In her first project, Lacina helped bring about a change in the housing authority’s policies concerning the admission and eviction of tenants. She performed research to ensure that the authority’s regulations were in compliance with the law. Afterward, housing authority staff, community advocates, and tenants were able to suggest revisions of the policies that corresponded to their needs.

Ever since she first began working in the fall of 2000, Lacina has contributed her time and energy to the housing authority each term. She currently works between six to eight hours per week.

Matthew Onek LAW ’02 is another Yale student who has deepened his knowledge of governmental institutions by working for the housing authority. His current project involves project-based Section Eight vouchers, which are vouchers given directly to a landlord rather than to tenants.

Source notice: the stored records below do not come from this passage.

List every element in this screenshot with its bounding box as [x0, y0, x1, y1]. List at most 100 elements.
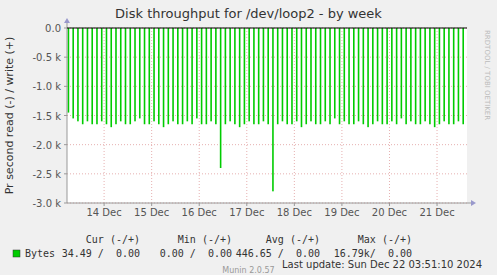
bar [263, 28, 265, 121]
x-tick-label: 21 Dec [419, 207, 454, 218]
bar [301, 28, 303, 127]
legend-column-header: Min (-/+) [178, 234, 232, 245]
bar [410, 28, 412, 121]
bar [96, 28, 98, 124]
bar [458, 28, 460, 121]
bar [291, 28, 293, 124]
y-grid-line [67, 173, 467, 174]
bar [272, 28, 274, 191]
bar [329, 28, 331, 124]
zero-line [67, 28, 467, 29]
legend-stat: 446.65 / 0.00 [236, 248, 320, 259]
y-grid-line [67, 57, 467, 58]
bar [177, 28, 179, 124]
y-axis-label: Pr second read (-) / write (+) [3, 37, 16, 195]
chart: Disk throughput for /dev/loop2 - by week… [0, 0, 497, 275]
bar [358, 28, 360, 121]
bar [201, 28, 203, 124]
marks [68, 28, 464, 191]
bar [163, 28, 165, 127]
bar [443, 28, 445, 121]
legend-column-header: Cur (-/+) [86, 234, 140, 245]
bar [144, 28, 146, 124]
bar [229, 28, 231, 121]
bar [277, 28, 279, 124]
bar [234, 28, 236, 124]
bar [253, 28, 255, 124]
watermark: RRDTOOL / TOBI OETIKER [483, 30, 491, 120]
bar [401, 28, 403, 118]
bar [296, 28, 298, 121]
x-grid-line [104, 28, 105, 203]
bar [77, 28, 79, 121]
bar [225, 28, 227, 124]
bar [258, 28, 260, 124]
plot-area [67, 28, 467, 203]
bar [315, 28, 317, 124]
bar [429, 28, 431, 124]
bar [339, 28, 341, 124]
y-grid-line [67, 144, 467, 145]
bar [434, 28, 436, 127]
bar [91, 28, 93, 124]
bar [158, 28, 160, 124]
bar [367, 28, 369, 127]
bar [320, 28, 322, 124]
bar [453, 28, 455, 124]
bar [134, 28, 136, 121]
background [0, 0, 497, 275]
bar [420, 28, 422, 124]
bar [187, 28, 189, 121]
bar [115, 28, 117, 124]
bar [139, 28, 141, 118]
grid [67, 28, 467, 203]
x-grid-line [199, 28, 200, 203]
y-tick-label: -1.5 k [33, 111, 62, 122]
bar [267, 28, 269, 124]
bar [220, 28, 222, 168]
legend-stat: 34.49 / 0.00 [62, 248, 140, 259]
legend-column-header: Max (-/+) [358, 234, 412, 245]
bar [110, 28, 112, 127]
bar [168, 28, 170, 124]
bar [182, 28, 184, 124]
x-tick-label: 16 Dec [182, 207, 217, 218]
bar [153, 28, 155, 121]
bar [172, 28, 174, 121]
y-tick-label: 0.0 [45, 23, 61, 34]
x-axis [67, 203, 471, 204]
y-tick-label: -0.5 k [33, 52, 62, 63]
bar [462, 28, 464, 124]
bar [68, 28, 70, 113]
bar [382, 28, 384, 124]
bar [386, 28, 388, 124]
bar [363, 28, 365, 124]
bar [377, 28, 379, 121]
bar [101, 28, 103, 121]
legend-stat: 0.00 / 0.00 [160, 248, 232, 259]
bar [405, 28, 407, 124]
bar [210, 28, 212, 121]
legend-swatch [13, 250, 20, 257]
y-tick-label: -1.0 k [33, 81, 62, 92]
bar [424, 28, 426, 121]
x-grid-line [341, 28, 342, 203]
x-tick-label: 19 Dec [324, 207, 359, 218]
bar [215, 28, 217, 124]
bar [348, 28, 350, 124]
bar [448, 28, 450, 124]
x-tick-label: 20 Dec [372, 207, 407, 218]
bar [310, 28, 312, 121]
x-grid-line [294, 28, 295, 203]
bar [148, 28, 150, 124]
y-axis [67, 23, 68, 203]
y-grid-line [67, 115, 467, 116]
y-tick-label: -2.5 k [33, 169, 62, 180]
x-tick-label: 18 Dec [277, 207, 312, 218]
bar [439, 28, 441, 124]
bar [129, 28, 131, 124]
x-grid-line [151, 28, 152, 203]
bar [391, 28, 393, 121]
bar [372, 28, 374, 124]
y-axis-arrow [64, 18, 70, 23]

The vouchers are then applied toward the rent of an apartment.

Housing Authority Director Robert Solomon said he hopes to set aside a total of 100 project-based vouchers.

“To me, this is one of the most exciting things we’ve done,” Solomon said. “It’s much more of a supply-side than demand-side program.”

Onek could not be reached for comment.

Stephen Yandle, associate dean at the Law School who will become the new director of the housing authority in June, believes the relationship between students and New Haven is mutually beneficial.

“My impressions are that this is a great opportunity for both students and the housing authority [and in turn New Haven],” Yandle wrote in an e-mail. “In particular the unique interdisciplinary nature of the clinic is quite exciting.”